Aydınlık dergi olarak Türkiye basınında farklı bir konumdaydı. Sayfalarını kadın yazarlara açmıştı; kadın sorununu feminist çizgiden farklı bir konuma oturtuyordu. Diğer bir deyişle 1920’li yıllarda Türkiye’deki feminist çizgiye farklı bir açıdan yaklaşacak yayın organıydı. Kadın konusunda birçok yazıya yer vermişti. O sırada KUTV akronimiyle bilinen Doğu Emekçileri Komünist Üniversitesi’nde (Sun Yat Sen Üniversitesi de denir) TKP’nin pek çok üyesinin ve Nâzım Hikmet, Vâlâ Nurettin, Nail Çakırhan, İsmail Bilen gibi Türk aydınlarının eğitim gördüğü eğitim kurumunda öğrenim gören Türkiyeli Marksist kadınlar yazarları arasındaydı. Aydınlık dergisi daha başlangıçta teşhisini koymuş, Osmanlı’da parlayan II. Meşrutiyet dönemi feminizmini burjuva özentisi hareket olarak nitelemişti. O günkü feminizm anlayışı kadının gerçek sorunlarına eğilmiyordu. Hukuk alanında eşitliğe öncelik tanımak “atın önüne arabayı” koşmaktı. Kadın sorunu her şeyden önce ekonomikti. Kadının bilfiil maddi üretim alanına katılması ve kendi ekonomik gücünü elde etmesi, her şeyden önce ekonomik yönden özgür olması gerekliydi. Meslek kadını olarak kendini kanıtladığı oranda kadın, hukuk alanında kazanımlar elde edebilirdi.
Aydınlık çevresine göre kadının özgürlüğü uzun soluklu bir mücadeleydi.

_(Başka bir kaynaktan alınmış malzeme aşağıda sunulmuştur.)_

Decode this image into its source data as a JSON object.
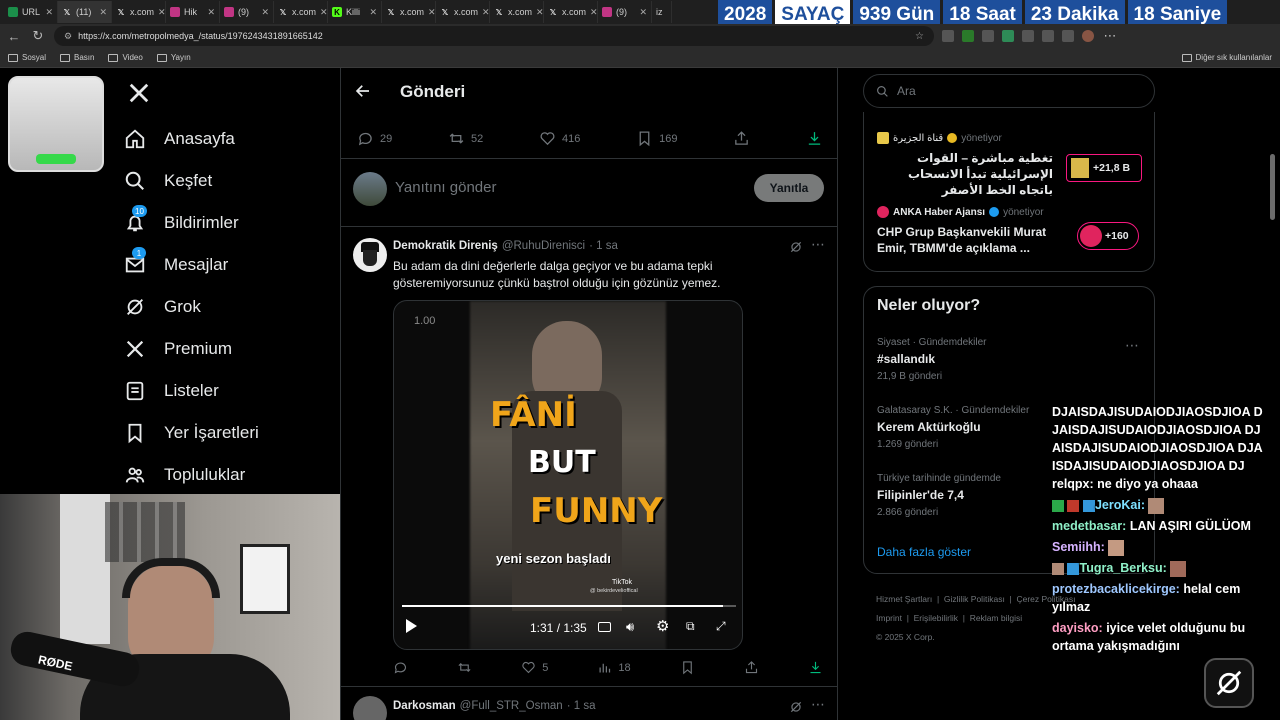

Yasalarla yapılacak düzenlemeler somut yaşam koşullarıyla pekiştirilmedikçe kâğıt üstünde kalmak durumundaydı. Nitekim kadın sorununa gerçek çözüm, doğmakta olan Sovyet rejiminde gözleniyordu. Örnek alınması gereken gelişme, Sovyet Rusya’daki kadın hareketi olmalıydı. Rus devriminde kadınların gösterdiği yararlılıklara dikkati çeken kadın yazarları dahil, Aydınlık yazar kadrosu Sovyet hükümetlerinin kadın erkek eşitliğini sağlayacak ekonomik ve sosyal önlemlerini dile getiriyordu. Derginin daha ikinci sayısında kadın konusuna Marksist açıdan yaklaşan Şefik Hüsnü, “İçtimai İnkılap ve Kadınlarımız”[6] başlığı altında, büyük ölçüde Sanayi Devrimi ile birlikte kadınların erkeklere oranla ne denli daha derin bir sömürüye tabi tutulduğunu dile getiriyordu. Fabrikalarda, imalathanelerde artan oranda kadın istihdamı gündeme gelmiş, erkeklerden daha biçare kitleler halinde kadınlar yoksul işçi ordularına ilhak edilmişlerdi. Özellikle Cihan Harbi ile birlikte sömürü o zamana kadar misli görülmemiş bir boyuta taşınmıştı. Erkek nüfusun cepheye celbiyle birlikte, bir yandan üretimin sürdürülmesi, öte yandan silah ve teçhizat ve benzeri savaş gerekleri sonucu artan talep ancak kadın emeğiyle karşılanabilmişti. Artık en hatıra gelmedik sektörlerde bile kadın istihdam ediliyor, kadının gönüllü olarak işi kabul etmediği durumda devlet zor kullanıyordu. Bunun sonucu olarak başta İngiltere ve Almanya, ardından Fransa ve İtalya olmak üzere savaşa katılan ülkelerde birer güçlü kadın işçi sınıfı doğmuştu. İşçi sınıfına katılan bu kadınların toplumsal devrim davası güden erkek işçilerle aynı safta yer almaları, o güne kadar burjuvazinin yönettiği ve koruduğu bağımsız kadın hareketi konusundaki feminizmi geri plana itmiş oluyordu.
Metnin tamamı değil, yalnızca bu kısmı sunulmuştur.